Plus tard, j’ai découvert une biographie romancée (« Nina Simone, roman » de Gilles Leroy) que j’ai parcourue avec gourmandise. Ensuite, j’ai lu une biographie plus académique (« Nina Simone. Une vie » de David Brun-Lambert). Ces deux lectures m’ont fait réaliser que « Nina Simone était toutes les femmes », comme l’a très justement écrit Toni Morisson. Nina Simone est une personnalité exceptionnelle du 20e siècle, et il m’est apparu comme une nécessité absolue de porter cette vie à la scène.

Pourquoi « NinaLisa » ?
Le défi était de ne pas « simplement » proposer un concert, ou de raconter la vie de Nina Simone de manière chronologique. Dès lors, j’ai pris le parti d’aborder la relation entre Nina et Lisa, entre la mère et la fille. Cette idée m’est venue en regardant le documentaire « What happened Miss Simone » de Liz Garbus, produit par Lisa et dans lequel elle parle avec franchise de sa relation avec sa mère.

Nina et Lisa ont eu une relation très chaotique. Les tournées incessantes de Nina l’ont éloignée de sa fille. Lisa a servi sous les drapeaux américains et a fait la guerre en Irak, alors que Nina fut une ardente militante de la lutte pour les droits civiques des Noirs. Le départ des États-Unis ont éloigné et séparé la mère et la fille. Si Lisa a embrassé son destin de chanteuse dans les
années 90 en entamant une carrière à Broadway, son premier album a paru en 2014 à 50 ans. Nina, décédée d’un cancer en 2003, n’aura donc pas connu la véritable éclosion artistique de sa fille.

Comment avez-vous écrit le spectacle ?
Isnelle da Silveira et moi avons mené un important travail d’« enquête » : documentaires, livres, essais, journaux, chansons… Il faut savoir que Nina et Lisa n’ont jamais accordé d’entretien ensemble ; nous avons donc imaginé un dialogue qui aurait pu avoir lieu.

Et puis, nous n’avons pas écrit une pièce de théâtre au sens habituel du terme. Ici, les chansons des deux artistes ont une place prépondérante dans le spectacle, car elles font « avancer » le récit. C’est pourquoi la notion de « drame musical » me semble pertinente pour exprimer ce que j’ai souhaité créer. J’aurais pu écrire comédie musicale, mais ce ne serait pas la juste tonalité.

Qui sont les artistes du spectacle ? Nous les avons peu vus sur nos scènes.
Charles Loos est un des plus grands pianistes de jazz francophone. C’est un grand honneur qu’il ait accepté de participer à cette aventure. Il a d’ailleurs eu l’occasion de jouer en première partie de Nina Simone ! Isnelle da Silveira, qui interprète Nina, a travaillé un peu partout dans le monde, mais peu de notre côté de la frontière linguistique.

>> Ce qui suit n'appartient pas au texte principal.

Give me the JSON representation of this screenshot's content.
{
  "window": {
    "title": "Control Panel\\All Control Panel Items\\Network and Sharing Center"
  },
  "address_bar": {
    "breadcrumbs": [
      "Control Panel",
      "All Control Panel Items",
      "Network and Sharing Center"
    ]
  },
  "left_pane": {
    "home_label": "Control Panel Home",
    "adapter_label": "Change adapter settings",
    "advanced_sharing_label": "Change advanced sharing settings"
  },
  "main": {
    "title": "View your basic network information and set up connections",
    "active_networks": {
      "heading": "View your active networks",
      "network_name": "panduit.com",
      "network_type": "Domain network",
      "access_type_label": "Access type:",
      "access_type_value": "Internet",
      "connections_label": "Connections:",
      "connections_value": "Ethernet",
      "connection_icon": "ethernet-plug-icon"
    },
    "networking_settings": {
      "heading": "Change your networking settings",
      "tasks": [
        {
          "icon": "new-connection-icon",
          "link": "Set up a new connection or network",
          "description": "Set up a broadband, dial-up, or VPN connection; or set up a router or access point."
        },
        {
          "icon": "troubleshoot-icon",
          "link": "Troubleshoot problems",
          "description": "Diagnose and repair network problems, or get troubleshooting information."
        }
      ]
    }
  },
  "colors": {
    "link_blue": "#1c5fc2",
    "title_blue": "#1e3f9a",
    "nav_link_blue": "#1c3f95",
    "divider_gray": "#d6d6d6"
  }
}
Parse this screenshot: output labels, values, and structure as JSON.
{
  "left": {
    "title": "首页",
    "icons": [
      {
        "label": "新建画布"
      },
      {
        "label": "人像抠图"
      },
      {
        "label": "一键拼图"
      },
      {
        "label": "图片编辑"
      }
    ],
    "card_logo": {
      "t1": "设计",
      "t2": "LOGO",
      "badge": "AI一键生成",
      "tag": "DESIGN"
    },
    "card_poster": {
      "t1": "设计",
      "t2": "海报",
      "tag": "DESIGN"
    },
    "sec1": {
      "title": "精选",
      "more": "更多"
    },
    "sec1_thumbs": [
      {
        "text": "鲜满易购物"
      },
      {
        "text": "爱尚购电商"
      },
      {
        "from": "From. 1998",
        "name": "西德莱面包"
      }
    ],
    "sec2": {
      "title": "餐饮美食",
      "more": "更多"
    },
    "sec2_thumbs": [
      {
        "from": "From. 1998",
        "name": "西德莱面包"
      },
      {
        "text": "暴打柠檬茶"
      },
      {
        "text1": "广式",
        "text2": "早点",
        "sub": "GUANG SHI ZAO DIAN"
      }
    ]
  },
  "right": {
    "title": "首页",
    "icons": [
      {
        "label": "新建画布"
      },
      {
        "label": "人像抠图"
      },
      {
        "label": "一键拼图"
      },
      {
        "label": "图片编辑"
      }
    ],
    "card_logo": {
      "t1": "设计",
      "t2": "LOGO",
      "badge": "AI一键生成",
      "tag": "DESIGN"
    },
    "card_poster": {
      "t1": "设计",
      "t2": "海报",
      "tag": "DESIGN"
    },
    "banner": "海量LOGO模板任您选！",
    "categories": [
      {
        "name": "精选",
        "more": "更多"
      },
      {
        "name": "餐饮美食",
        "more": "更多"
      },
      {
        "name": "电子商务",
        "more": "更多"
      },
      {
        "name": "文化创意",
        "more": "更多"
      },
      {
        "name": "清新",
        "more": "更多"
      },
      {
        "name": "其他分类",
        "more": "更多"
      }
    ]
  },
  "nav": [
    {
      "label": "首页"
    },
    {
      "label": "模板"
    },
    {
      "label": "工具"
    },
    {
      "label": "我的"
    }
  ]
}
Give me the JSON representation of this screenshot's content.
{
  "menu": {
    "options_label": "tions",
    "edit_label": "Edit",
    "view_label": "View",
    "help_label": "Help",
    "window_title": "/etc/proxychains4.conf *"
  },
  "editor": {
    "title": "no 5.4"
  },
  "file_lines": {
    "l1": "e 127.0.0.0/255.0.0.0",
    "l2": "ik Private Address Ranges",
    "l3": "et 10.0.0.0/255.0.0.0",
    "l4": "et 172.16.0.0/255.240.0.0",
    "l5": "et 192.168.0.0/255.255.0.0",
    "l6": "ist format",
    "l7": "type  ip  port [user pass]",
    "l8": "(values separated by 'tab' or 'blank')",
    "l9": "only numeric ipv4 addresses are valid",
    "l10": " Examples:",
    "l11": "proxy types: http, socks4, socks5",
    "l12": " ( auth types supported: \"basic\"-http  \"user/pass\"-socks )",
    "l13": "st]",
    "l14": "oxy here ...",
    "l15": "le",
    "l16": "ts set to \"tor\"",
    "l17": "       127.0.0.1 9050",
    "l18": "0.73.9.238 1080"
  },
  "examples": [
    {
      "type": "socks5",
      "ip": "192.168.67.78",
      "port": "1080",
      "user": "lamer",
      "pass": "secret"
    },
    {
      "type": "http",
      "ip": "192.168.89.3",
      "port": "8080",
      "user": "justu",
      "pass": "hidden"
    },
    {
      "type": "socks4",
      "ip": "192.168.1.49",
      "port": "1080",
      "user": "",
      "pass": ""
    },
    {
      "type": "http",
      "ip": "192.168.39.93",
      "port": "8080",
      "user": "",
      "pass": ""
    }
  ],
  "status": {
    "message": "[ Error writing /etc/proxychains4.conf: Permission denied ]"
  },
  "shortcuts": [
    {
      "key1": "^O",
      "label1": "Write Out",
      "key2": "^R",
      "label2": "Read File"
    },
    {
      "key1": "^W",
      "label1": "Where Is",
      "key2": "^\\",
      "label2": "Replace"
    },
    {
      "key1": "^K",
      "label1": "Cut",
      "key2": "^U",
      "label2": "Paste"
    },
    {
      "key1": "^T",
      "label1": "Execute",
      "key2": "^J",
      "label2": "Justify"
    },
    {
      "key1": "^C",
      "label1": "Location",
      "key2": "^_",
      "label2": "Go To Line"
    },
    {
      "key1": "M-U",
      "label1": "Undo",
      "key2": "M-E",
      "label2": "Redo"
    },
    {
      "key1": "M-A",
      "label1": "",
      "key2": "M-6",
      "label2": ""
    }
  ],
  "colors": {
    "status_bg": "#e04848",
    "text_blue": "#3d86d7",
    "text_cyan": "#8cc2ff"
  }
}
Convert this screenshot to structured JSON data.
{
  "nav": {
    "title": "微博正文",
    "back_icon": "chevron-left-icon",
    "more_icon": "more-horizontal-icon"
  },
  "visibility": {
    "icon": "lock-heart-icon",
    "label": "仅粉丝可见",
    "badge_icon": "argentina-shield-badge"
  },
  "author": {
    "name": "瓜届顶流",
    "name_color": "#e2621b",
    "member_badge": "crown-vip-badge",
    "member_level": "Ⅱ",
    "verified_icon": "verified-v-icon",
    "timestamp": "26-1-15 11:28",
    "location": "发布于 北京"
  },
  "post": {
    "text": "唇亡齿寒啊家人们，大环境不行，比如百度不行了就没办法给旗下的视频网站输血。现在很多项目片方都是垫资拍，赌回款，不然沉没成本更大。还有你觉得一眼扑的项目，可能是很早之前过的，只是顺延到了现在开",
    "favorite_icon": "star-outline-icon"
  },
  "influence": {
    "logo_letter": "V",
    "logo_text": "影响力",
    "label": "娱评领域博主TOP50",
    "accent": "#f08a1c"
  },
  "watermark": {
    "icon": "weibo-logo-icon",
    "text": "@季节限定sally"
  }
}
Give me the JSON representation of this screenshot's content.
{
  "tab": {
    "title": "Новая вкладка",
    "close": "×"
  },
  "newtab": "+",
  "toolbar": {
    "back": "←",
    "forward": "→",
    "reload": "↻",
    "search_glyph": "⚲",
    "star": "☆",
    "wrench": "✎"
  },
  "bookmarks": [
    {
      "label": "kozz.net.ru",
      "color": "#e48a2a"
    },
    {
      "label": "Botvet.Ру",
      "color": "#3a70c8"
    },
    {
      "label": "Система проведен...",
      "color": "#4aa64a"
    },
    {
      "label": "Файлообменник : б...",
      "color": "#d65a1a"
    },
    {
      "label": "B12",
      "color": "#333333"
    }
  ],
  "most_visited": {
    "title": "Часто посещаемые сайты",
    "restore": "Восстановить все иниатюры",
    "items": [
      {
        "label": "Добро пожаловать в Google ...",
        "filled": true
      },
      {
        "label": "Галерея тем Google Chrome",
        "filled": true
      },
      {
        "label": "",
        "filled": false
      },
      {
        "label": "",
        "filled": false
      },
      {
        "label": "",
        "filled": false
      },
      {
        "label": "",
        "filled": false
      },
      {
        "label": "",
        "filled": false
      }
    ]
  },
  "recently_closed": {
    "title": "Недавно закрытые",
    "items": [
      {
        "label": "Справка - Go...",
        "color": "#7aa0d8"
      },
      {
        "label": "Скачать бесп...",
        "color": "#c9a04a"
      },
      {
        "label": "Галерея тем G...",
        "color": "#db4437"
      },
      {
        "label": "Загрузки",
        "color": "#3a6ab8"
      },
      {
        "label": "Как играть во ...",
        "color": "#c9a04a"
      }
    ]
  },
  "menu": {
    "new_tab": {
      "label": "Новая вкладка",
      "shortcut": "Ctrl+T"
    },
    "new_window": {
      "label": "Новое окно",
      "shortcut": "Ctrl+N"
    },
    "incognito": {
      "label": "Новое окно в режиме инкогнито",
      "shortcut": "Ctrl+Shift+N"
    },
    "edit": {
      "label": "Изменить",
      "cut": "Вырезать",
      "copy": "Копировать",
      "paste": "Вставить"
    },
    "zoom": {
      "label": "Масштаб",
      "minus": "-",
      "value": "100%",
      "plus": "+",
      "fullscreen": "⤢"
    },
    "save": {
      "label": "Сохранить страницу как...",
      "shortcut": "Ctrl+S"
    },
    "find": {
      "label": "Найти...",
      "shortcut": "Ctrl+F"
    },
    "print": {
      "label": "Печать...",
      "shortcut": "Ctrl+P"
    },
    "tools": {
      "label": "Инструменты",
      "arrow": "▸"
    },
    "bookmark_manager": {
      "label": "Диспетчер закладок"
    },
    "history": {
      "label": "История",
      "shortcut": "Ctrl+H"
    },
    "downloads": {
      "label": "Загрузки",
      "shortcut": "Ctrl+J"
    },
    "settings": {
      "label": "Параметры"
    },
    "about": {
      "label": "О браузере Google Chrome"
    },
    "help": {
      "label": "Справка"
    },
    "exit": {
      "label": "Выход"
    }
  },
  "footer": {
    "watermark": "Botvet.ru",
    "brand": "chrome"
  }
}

Elle a beaucoup collaboré avec Les Ballets C de la B. Elle avait déjà travaillé sur Nina Simone, et un ami commun nous a présentés. Quant à Géraldine Battesti, je suis son travail depuis plusieurs années. Lorsque j’étais directeur du Centre culturel de Watermael-Boitsfort, elle y a fait ses premiers pas de chanteuse, et j’ai été frappé par sa présence scénique. Quand j’ai eu l’idée du spectacle, j’ai tout de suite pensé à elle.